Various coatings, including dry lube, oil, clear acrylic, primer and a wide range of opaque coatings, are applied to steel or aluminum strip in order to protect the metal and to provide a value-added benefit to consumers.  These coatings can complicate strip temperature measurement by greatly influencing the emissivity of the surface of the strip.  For an infrared thermometer, coatings generally fall into one of three categories: those thick enough to be opaque, those thin enough to be transparent, and those in between that are translucent.

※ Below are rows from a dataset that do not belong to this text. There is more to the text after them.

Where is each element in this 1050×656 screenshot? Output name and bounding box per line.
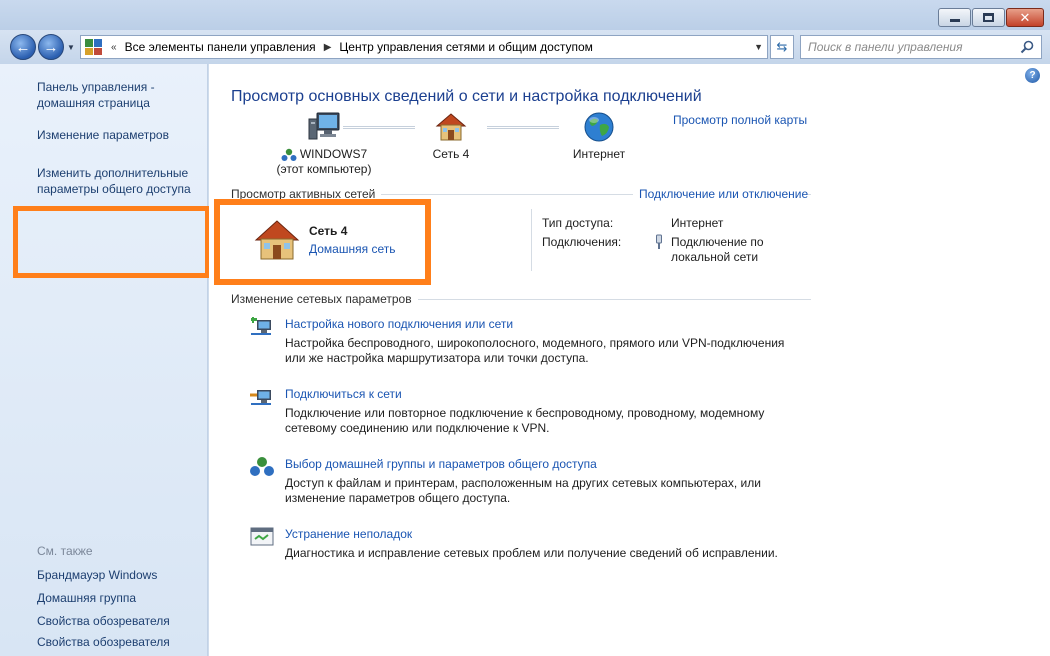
troubleshoot-icon <box>250 527 274 546</box>
maximize-button[interactable] <box>972 8 1005 27</box>
see-also-firewall[interactable]: Брандмауэр Windows <box>37 567 157 583</box>
left-pane: Панель управления - домашняя страница Из… <box>0 64 210 656</box>
task-connect-desc: Подключение или повторное подключение к … <box>285 406 815 436</box>
task-desc-line: изменение параметров общего доступа. <box>285 491 511 505</box>
main-content: ? Просмотр основных сведений о сети и на… <box>209 64 1050 656</box>
close-button[interactable]: ✕ <box>1006 8 1044 27</box>
control-panel-icon <box>85 39 103 55</box>
access-type-label: Тип доступа: <box>542 216 614 230</box>
minimize-icon <box>949 19 960 22</box>
see-also-internet-options[interactable]: Свойства обозревателя <box>37 613 170 629</box>
breadcrumb-overflow[interactable]: « <box>111 42 117 53</box>
minimize-button[interactable] <box>938 8 971 27</box>
refresh-icon: ⇆ <box>776 39 788 54</box>
task-homegroup-link[interactable]: Выбор домашней группы и параметров общег… <box>285 457 597 471</box>
breadcrumb-all-items[interactable]: Все элементы панели управления <box>125 40 316 54</box>
network-map-label: Сеть 4 <box>432 147 470 161</box>
see-also-internet-options-2[interactable]: Свойства обозревателя <box>37 634 170 650</box>
home-network-icon <box>254 220 300 260</box>
connect-network-icon <box>250 390 271 405</box>
task-new-connection-link[interactable]: Настройка нового подключения или сети <box>285 317 513 331</box>
task-desc-line: или же настройка маршрутизатора или точк… <box>285 351 589 365</box>
task-desc-line: Настройка беспроводного, широкополосного… <box>285 336 785 350</box>
breadcrumb-network-center[interactable]: Центр управления сетями и общим доступом <box>339 40 593 54</box>
computer-name: WINDOWS7 <box>299 147 368 161</box>
globe-icon <box>584 112 614 142</box>
computer-icon <box>308 112 340 140</box>
highlight-frame <box>13 206 210 278</box>
refresh-button[interactable]: ⇆ <box>770 35 794 59</box>
sidebar-item-home[interactable]: Панель управления - домашняя страница <box>37 79 187 111</box>
search-input[interactable] <box>808 40 1018 54</box>
task-new-connection-desc: Настройка беспроводного, широкополосного… <box>285 336 815 366</box>
task-desc-line: сетевому соединению или подключение к VP… <box>285 421 550 435</box>
sidebar-item-advanced-sharing[interactable]: Изменить дополнительные параметры общего… <box>37 165 199 197</box>
connection-line <box>487 126 559 129</box>
back-arrow-icon: ← <box>15 38 31 56</box>
task-troubleshoot-link[interactable]: Устранение неполадок <box>285 527 412 541</box>
connect-disconnect-link[interactable]: Подключение или отключение <box>633 187 809 201</box>
search-icon[interactable] <box>1020 40 1034 54</box>
connection-link-line1: Подключение по <box>671 235 764 249</box>
map-network[interactable]: Сеть 4 <box>421 111 481 162</box>
forward-button[interactable]: → <box>38 34 64 60</box>
new-connection-icon <box>251 317 271 335</box>
homegroup-icon <box>281 148 297 161</box>
network-type-link[interactable]: Домашняя сеть <box>309 242 395 256</box>
local-connection-link[interactable]: Подключение по локальной сети <box>671 235 764 265</box>
page-title: Просмотр основных сведений о сети и наст… <box>231 88 702 105</box>
access-type-value: Интернет <box>671 216 724 230</box>
task-connect-link[interactable]: Подключиться к сети <box>285 387 402 401</box>
address-dropdown-icon[interactable]: ▼ <box>754 42 763 52</box>
connection-line <box>343 126 415 129</box>
task-troubleshoot-desc: Диагностика и исправление сетевых пробле… <box>285 546 815 561</box>
breadcrumb-separator-icon[interactable]: ▶ <box>324 42 332 53</box>
back-button[interactable]: ← <box>10 34 36 60</box>
recent-pages-dropdown[interactable]: ▼ <box>67 43 75 52</box>
house-icon <box>435 113 467 141</box>
change-settings-header: Изменение сетевых параметров <box>231 292 418 306</box>
computer-subtitle: (этот компьютер) <box>276 162 372 176</box>
address-bar[interactable]: « Все элементы панели управления ▶ Центр… <box>80 35 768 59</box>
homegroup-icon <box>250 457 274 476</box>
full-map-link[interactable]: Просмотр полной карты <box>673 113 807 127</box>
task-desc-line: Диагностика и исправление сетевых пробле… <box>285 546 778 560</box>
sidebar-item-adapter-settings[interactable]: Изменение параметров адаптера <box>37 127 177 143</box>
internet-label: Интернет <box>572 147 626 161</box>
vertical-divider <box>531 209 532 271</box>
active-network-name: Сеть 4 <box>309 224 348 238</box>
help-icon[interactable]: ? <box>1025 68 1040 83</box>
maximize-icon <box>983 13 994 22</box>
connection-link-line2: локальной сети <box>671 250 759 264</box>
see-also-heading: См. также <box>37 544 93 558</box>
title-bar: ✕ <box>0 0 1050 34</box>
close-icon: ✕ <box>1019 10 1031 25</box>
window-controls: ✕ <box>938 8 1044 27</box>
task-desc-line: Доступ к файлам и принтерам, расположенн… <box>285 476 761 490</box>
navigation-bar: ← → ▼ « Все элементы панели управления ▶… <box>0 30 1050 64</box>
forward-arrow-icon: → <box>43 38 59 56</box>
search-box[interactable] <box>800 35 1042 59</box>
ethernet-plug-icon <box>656 234 662 249</box>
task-desc-line: Подключение или повторное подключение к … <box>285 406 765 420</box>
map-internet[interactable]: Интернет <box>561 111 637 162</box>
task-homegroup-desc: Доступ к файлам и принтерам, расположенн… <box>285 476 815 506</box>
see-also-homegroup[interactable]: Домашняя группа <box>37 590 136 606</box>
map-computer[interactable]: WINDOWS7 (этот компьютер) <box>269 111 379 177</box>
connections-label: Подключения: <box>542 235 622 249</box>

  • Reduced sensitivity to changes in coating thickness and color.
  • Improved product properties.

The measurement becomes simple when the coating is thick enough to be highly opaque.  Most coatings are most opaque, least reflective, and have the highest emissivity value when measured using a sensor filtered in the 7.9 micron range (although a few coatings are more opaque at 3.43 microns).  In general, a coating must be at least 0.6 mils / 14 microns thick in order to be opaque at this wavelength.  This is a very thick coating by modern standards, but whenever the coatings are thick enough to be opaque, the model 48 (7.9 microns) or model 43 (3.43 microns), provides the best results.

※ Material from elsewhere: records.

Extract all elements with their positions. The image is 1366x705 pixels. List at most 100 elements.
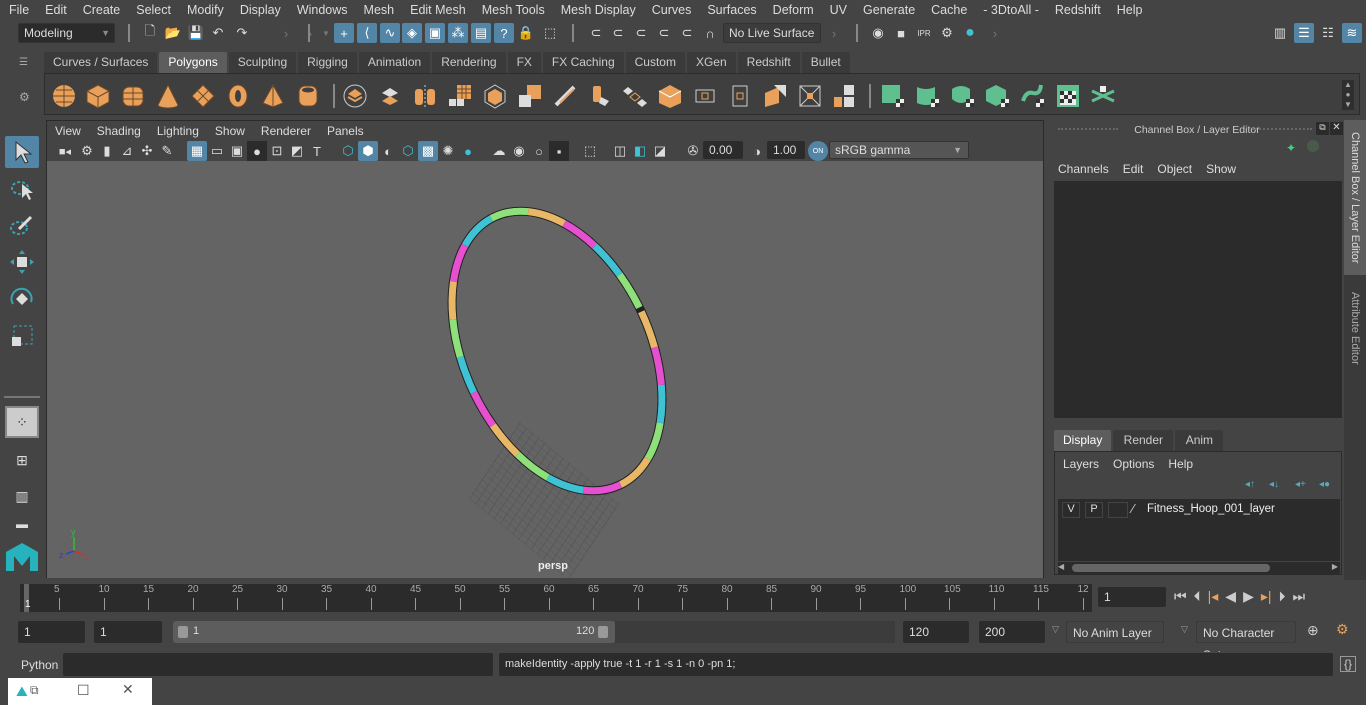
- magnet-icon[interactable]: ∩: [700, 23, 720, 43]
- extract-icon[interactable]: [482, 83, 508, 109]
- lock-icon[interactable]: 🔒: [516, 23, 536, 43]
- cylindrical-uv-icon[interactable]: [915, 83, 941, 109]
- target-weld-icon[interactable]: [762, 83, 788, 109]
- textured-icon[interactable]: ▩: [418, 141, 438, 161]
- menu-create[interactable]: Create: [74, 3, 128, 17]
- auto-key-icon[interactable]: ⊕: [1307, 622, 1319, 639]
- move-tool[interactable]: [5, 246, 39, 278]
- select-by-hierarchy-icon[interactable]: +: [334, 23, 354, 43]
- bevel-icon[interactable]: [552, 83, 578, 109]
- combine-icon[interactable]: [342, 83, 368, 109]
- color-management-toggle[interactable]: ON: [808, 141, 828, 161]
- default-material-icon[interactable]: ◐: [378, 141, 398, 161]
- menu-3dtoall[interactable]: - 3DtoAll -: [974, 3, 1046, 17]
- poly-torus-icon[interactable]: [225, 83, 251, 109]
- select-surfaces-icon[interactable]: ◈: [402, 23, 422, 43]
- collapse-arrow-icon[interactable]: ›: [276, 23, 296, 43]
- end-time-field[interactable]: 200: [979, 621, 1045, 643]
- side-tab-channel-box[interactable]: Channel Box / Layer Editor: [1344, 120, 1366, 275]
- anim-layer-dropdown[interactable]: No Anim Layer: [1066, 621, 1164, 643]
- menu-edit-mesh[interactable]: Edit Mesh: [401, 3, 473, 17]
- uv-editor-icon[interactable]: [1055, 83, 1081, 109]
- merge-icon[interactable]: [797, 83, 823, 109]
- menu-windows[interactable]: Windows: [288, 3, 355, 17]
- script-editor-icon[interactable]: {}: [1340, 656, 1356, 672]
- gamma-icon[interactable]: ◑: [747, 141, 767, 161]
- cut-sew-uv-icon[interactable]: [1090, 83, 1116, 109]
- menu-mesh-tools[interactable]: Mesh Tools: [473, 3, 552, 17]
- exposure-field[interactable]: 0.00: [703, 141, 743, 159]
- shelf-scroll[interactable]: ▲ ● ▼: [1342, 80, 1354, 110]
- animation-preferences-icon[interactable]: ⚙: [1336, 621, 1349, 638]
- shadows-icon[interactable]: ●: [458, 141, 478, 161]
- viewport-menu-view[interactable]: View: [47, 124, 89, 138]
- snap-view-plane-icon[interactable]: ⊂: [654, 23, 674, 43]
- help-menu[interactable]: Help: [1168, 457, 1193, 471]
- poly-cylinder-icon[interactable]: [120, 83, 146, 109]
- command-language-toggle[interactable]: Python: [21, 658, 58, 672]
- xray-icon[interactable]: ◫: [610, 141, 630, 161]
- anim-layer-dropdown-icon[interactable]: ▽: [1052, 624, 1059, 635]
- poly-pyramid-icon[interactable]: [260, 83, 286, 109]
- shelf-tab-redshift[interactable]: Redshift: [737, 52, 800, 73]
- select-dynamics-icon[interactable]: ⁂: [448, 23, 468, 43]
- shelf-settings-gear-icon[interactable]: ⚙: [19, 90, 33, 104]
- layer-tab-display[interactable]: Display: [1054, 430, 1112, 451]
- rotate-tool[interactable]: [5, 283, 39, 315]
- layer-playback-toggle[interactable]: P: [1085, 502, 1103, 518]
- play-backwards-icon[interactable]: ◀: [1225, 588, 1236, 605]
- render-settings-icon[interactable]: ⚙: [937, 23, 957, 43]
- character-set-dropdown-icon[interactable]: ▽: [1181, 624, 1188, 635]
- prev-key-icon[interactable]: |◂: [1208, 588, 1219, 605]
- object-menu[interactable]: Object: [1157, 162, 1192, 176]
- separate-icon[interactable]: [377, 83, 403, 109]
- menu-mesh-display[interactable]: Mesh Display: [552, 3, 643, 17]
- snap-curve-icon[interactable]: ⊂: [608, 23, 628, 43]
- go-to-start-icon[interactable]: ⏮: [1174, 588, 1187, 605]
- poly-cone-icon[interactable]: [155, 83, 181, 109]
- move-layer-up-icon[interactable]: ◂↑: [1245, 479, 1255, 490]
- scale-tool[interactable]: [5, 320, 39, 352]
- menu-edit[interactable]: Edit: [36, 3, 74, 17]
- range-bar[interactable]: 1 120: [173, 621, 615, 643]
- maya-app-icon[interactable]: ⛰: [16, 683, 28, 700]
- drag-handle[interactable]: [1058, 128, 1118, 130]
- channel-list[interactable]: [1054, 181, 1342, 418]
- menu-deform[interactable]: Deform: [764, 3, 821, 17]
- step-forward-icon[interactable]: ⏵: [1279, 588, 1286, 605]
- color-space-dropdown[interactable]: sRGB gamma ▼: [829, 141, 969, 159]
- two-pane-layout-button[interactable]: ▥: [5, 480, 39, 512]
- exposure-icon[interactable]: ✇: [683, 141, 703, 161]
- resolution-gate-icon[interactable]: ▣: [227, 141, 247, 161]
- scroll-right-icon[interactable]: ▶: [1332, 562, 1338, 571]
- spherical-uv-icon[interactable]: [950, 83, 976, 109]
- shelf-tab-xgen[interactable]: XGen: [686, 52, 736, 73]
- new-layer-from-selection-icon[interactable]: ◂●: [1319, 479, 1330, 490]
- scrollbar-thumb[interactable]: [1072, 564, 1270, 572]
- poly-plane-icon[interactable]: [190, 83, 216, 109]
- multi-cut-icon[interactable]: [727, 83, 753, 109]
- bridge-icon[interactable]: [587, 83, 613, 109]
- select-curves-icon[interactable]: ∿: [380, 23, 400, 43]
- poly-pipe-icon[interactable]: [295, 83, 321, 109]
- append-polygon-icon[interactable]: [657, 83, 683, 109]
- gate-mask-icon[interactable]: ●: [247, 141, 267, 161]
- menu-modify[interactable]: Modify: [178, 3, 231, 17]
- layer-visibility-toggle[interactable]: V: [1062, 502, 1080, 518]
- menu-display[interactable]: Display: [231, 3, 288, 17]
- attribute-editor-toggle-icon[interactable]: ☰: [1294, 23, 1314, 43]
- shelf-tab-polygons[interactable]: Polygons: [159, 52, 227, 73]
- channels-menu[interactable]: Channels: [1058, 162, 1109, 176]
- screen-space-ao-icon[interactable]: ☁: [489, 141, 509, 161]
- collapse-arrow-icon[interactable]: ›: [985, 23, 1005, 43]
- maximize-icon[interactable]: ☐: [77, 682, 90, 699]
- shelf-tab-rendering[interactable]: Rendering: [432, 52, 506, 73]
- workspace-dropdown[interactable]: Modeling ▼: [18, 23, 115, 43]
- booleans-icon[interactable]: [517, 83, 543, 109]
- channel-box-toggle-icon[interactable]: ≋: [1342, 23, 1362, 43]
- manipulator-icon[interactable]: [1307, 140, 1319, 152]
- menu-redshift[interactable]: Redshift: [1046, 3, 1108, 17]
- menu-cache[interactable]: Cache: [922, 3, 974, 17]
- time-ruler[interactable]: 1 5 10 15 20 25 30 35 40 45 50 55 60 65 70 75 80 85 90 95 1…: [20, 584, 1092, 612]
- collapse-arrow-icon[interactable]: ›: [824, 23, 844, 43]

Because these sensors operate at a wavelength where the coating is highly opaque and non-reflective, these sensors eliminate the emissivity variation associated with changes in substrate material or with coating thickness.  While most color changes have a very small impact on the sensor accuracy, some colors that use highly reflective pigmentation additives may have a lower emissivity value.


  Technical Features

  • Optimized Wavelength to minimize sensitivity to product and process variation.
  • Model 48 is filtered to measure thin film plastic coatings.
  • Model 43 is filtered to measure thin oil-or wax-based coatings & laminated films.

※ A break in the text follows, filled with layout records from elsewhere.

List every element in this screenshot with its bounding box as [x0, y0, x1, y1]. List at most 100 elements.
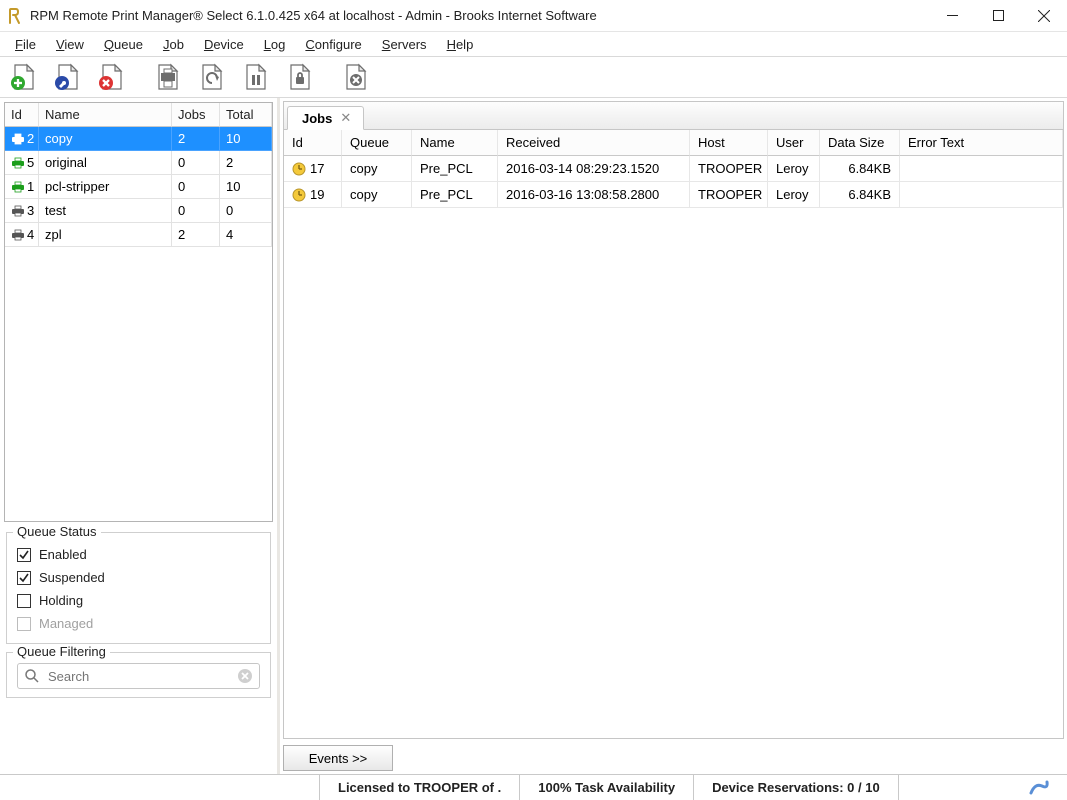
search-input-wrap: [17, 663, 260, 689]
jobs-col-id[interactable]: Id: [284, 130, 342, 156]
queue-row[interactable]: 4zpl24: [5, 223, 272, 247]
job-row[interactable]: 17copyPre_PCL2016-03-14 08:29:23.1520TRO…: [284, 156, 1063, 182]
status-option-label: Enabled: [39, 547, 87, 562]
hold-button[interactable]: [279, 58, 321, 96]
menu-servers[interactable]: Servers: [372, 35, 437, 54]
jobs-col-error[interactable]: Error Text: [900, 130, 1063, 156]
minimize-button[interactable]: [929, 0, 975, 31]
job-name: Pre_PCL: [412, 182, 498, 208]
tab-label: Jobs: [302, 111, 332, 126]
queue-total: 0: [220, 199, 272, 223]
queue-col-name[interactable]: Name: [39, 103, 172, 127]
search-input[interactable]: [46, 668, 231, 685]
job-row[interactable]: 19 copyPre_PCL2016-03-16 13:08:58.2800TRO…: [284, 182, 1063, 208]
status-option-managed: Managed: [17, 612, 260, 635]
queue-col-total[interactable]: Total: [220, 103, 272, 127]
queue-jobs: 0: [172, 199, 220, 223]
job-id: 19: [310, 187, 324, 202]
queue-col-jobs[interactable]: Jobs: [172, 103, 220, 127]
status-bar: Licensed to TROOPER of . 100% Task Avail…: [0, 774, 1067, 800]
queue-row[interactable]: 1 pcl-stripper010: [5, 175, 272, 199]
pause-button[interactable]: [235, 58, 277, 96]
reprint-button[interactable]: [191, 58, 233, 96]
queue-id: 1: [27, 179, 34, 194]
queue-filtering-legend: Queue Filtering: [13, 644, 110, 659]
job-id: 17: [310, 161, 324, 176]
jobs-col-size[interactable]: Data Size: [820, 130, 900, 156]
queue-row[interactable]: 5 original02: [5, 151, 272, 175]
events-button[interactable]: Events >>: [283, 745, 393, 771]
clear-search-icon[interactable]: [237, 668, 253, 684]
queue-name: original: [39, 151, 172, 175]
queue-filtering-group: Queue Filtering: [6, 652, 271, 698]
queue-id: 4: [27, 227, 34, 242]
jobs-col-name[interactable]: Name: [412, 130, 498, 156]
jobs-col-user[interactable]: User: [768, 130, 820, 156]
queue-jobs: 2: [172, 223, 220, 247]
queue-row[interactable]: 3test00: [5, 199, 272, 223]
status-option-suspended[interactable]: Suspended: [17, 566, 260, 589]
checkbox-icon: [17, 594, 31, 608]
status-reservations: Device Reservations: 0 / 10: [694, 775, 899, 800]
menu-view[interactable]: View: [46, 35, 94, 54]
search-icon: [24, 668, 40, 684]
queue-total: 10: [220, 175, 272, 199]
menubar: FileViewQueueJobDeviceLogConfigureServer…: [0, 32, 1067, 56]
menu-queue[interactable]: Queue: [94, 35, 153, 54]
job-host: TROOPER: [690, 182, 768, 208]
checkbox-icon: [17, 617, 31, 631]
cancel-button[interactable]: [335, 58, 377, 96]
close-button[interactable]: [1021, 0, 1067, 31]
job-user: Leroy: [768, 182, 820, 208]
queue-row[interactable]: 2copy210: [5, 127, 272, 151]
queue-id: 2: [27, 131, 34, 146]
job-queue: copy: [342, 156, 412, 182]
queue-status-legend: Queue Status: [13, 524, 101, 539]
menu-help[interactable]: Help: [437, 35, 484, 54]
tab-bar: Jobs ✕: [283, 101, 1064, 129]
close-tab-icon[interactable]: ✕: [340, 110, 351, 126]
job-size: 6.84KB: [820, 156, 900, 182]
status-option-holding[interactable]: Holding: [17, 589, 260, 612]
job-queue: copy: [342, 182, 412, 208]
menu-device[interactable]: Device: [194, 35, 254, 54]
job-received: 2016-03-14 08:29:23.1520: [498, 156, 690, 182]
menu-file[interactable]: File: [5, 35, 46, 54]
queue-settings-button[interactable]: [47, 58, 89, 96]
queue-jobs: 0: [172, 151, 220, 175]
queue-jobs: 0: [172, 175, 220, 199]
status-option-enabled[interactable]: Enabled: [17, 543, 260, 566]
job-error: [900, 156, 1063, 182]
new-queue-button[interactable]: [3, 58, 45, 96]
queue-id: 5: [27, 155, 34, 170]
queue-jobs: 2: [172, 127, 220, 151]
app-icon: [0, 7, 30, 25]
queue-name: pcl-stripper: [39, 175, 172, 199]
menu-log[interactable]: Log: [254, 35, 296, 54]
job-host: TROOPER: [690, 156, 768, 182]
status-option-label: Managed: [39, 616, 93, 631]
jobs-col-queue[interactable]: Queue: [342, 130, 412, 156]
job-error: [900, 182, 1063, 208]
queue-total: 2: [220, 151, 272, 175]
checkbox-icon: [17, 571, 31, 585]
titlebar: RPM Remote Print Manager® Select 6.1.0.4…: [0, 0, 1067, 32]
delete-queue-button[interactable]: [91, 58, 133, 96]
print-button[interactable]: [147, 58, 189, 96]
status-option-label: Holding: [39, 593, 83, 608]
menu-job[interactable]: Job: [153, 35, 194, 54]
queue-status-group: Queue Status EnabledSuspendedHoldingMana…: [6, 532, 271, 644]
sidebar: Id Name Jobs Total 2copy2105original021p…: [0, 98, 280, 774]
queue-total: 4: [220, 223, 272, 247]
queue-table: Id Name Jobs Total 2copy2105original021p…: [4, 102, 273, 522]
maximize-button[interactable]: [975, 0, 1021, 31]
tab-jobs[interactable]: Jobs ✕: [287, 106, 364, 130]
jobs-col-received[interactable]: Received: [498, 130, 690, 156]
queue-col-id[interactable]: Id: [5, 103, 39, 127]
job-received: 2016-03-16 13:08:58.2800: [498, 182, 690, 208]
jobs-table: Id Queue Name Received Host User Data Si…: [283, 129, 1064, 739]
queue-name: zpl: [39, 223, 172, 247]
menu-configure[interactable]: Configure: [295, 35, 371, 54]
job-size: 6.84KB: [820, 182, 900, 208]
jobs-col-host[interactable]: Host: [690, 130, 768, 156]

The Williamson sensors utilize the narrowest 7.9 and 3.43 micron filters in the industry. The use of a narrowband filter allows the Williamson sensors to measure thin films that are as much as ten times thinner than competitive brands.  Therefore, when using a Williamson brand infrared thermometer the emissivity variation from one color to the next, or from the thickest to the thinnest coating is minimized, and changes in substrate material from cold band to hot band to zinc-coated to aluminum have no impact on the sensor reading.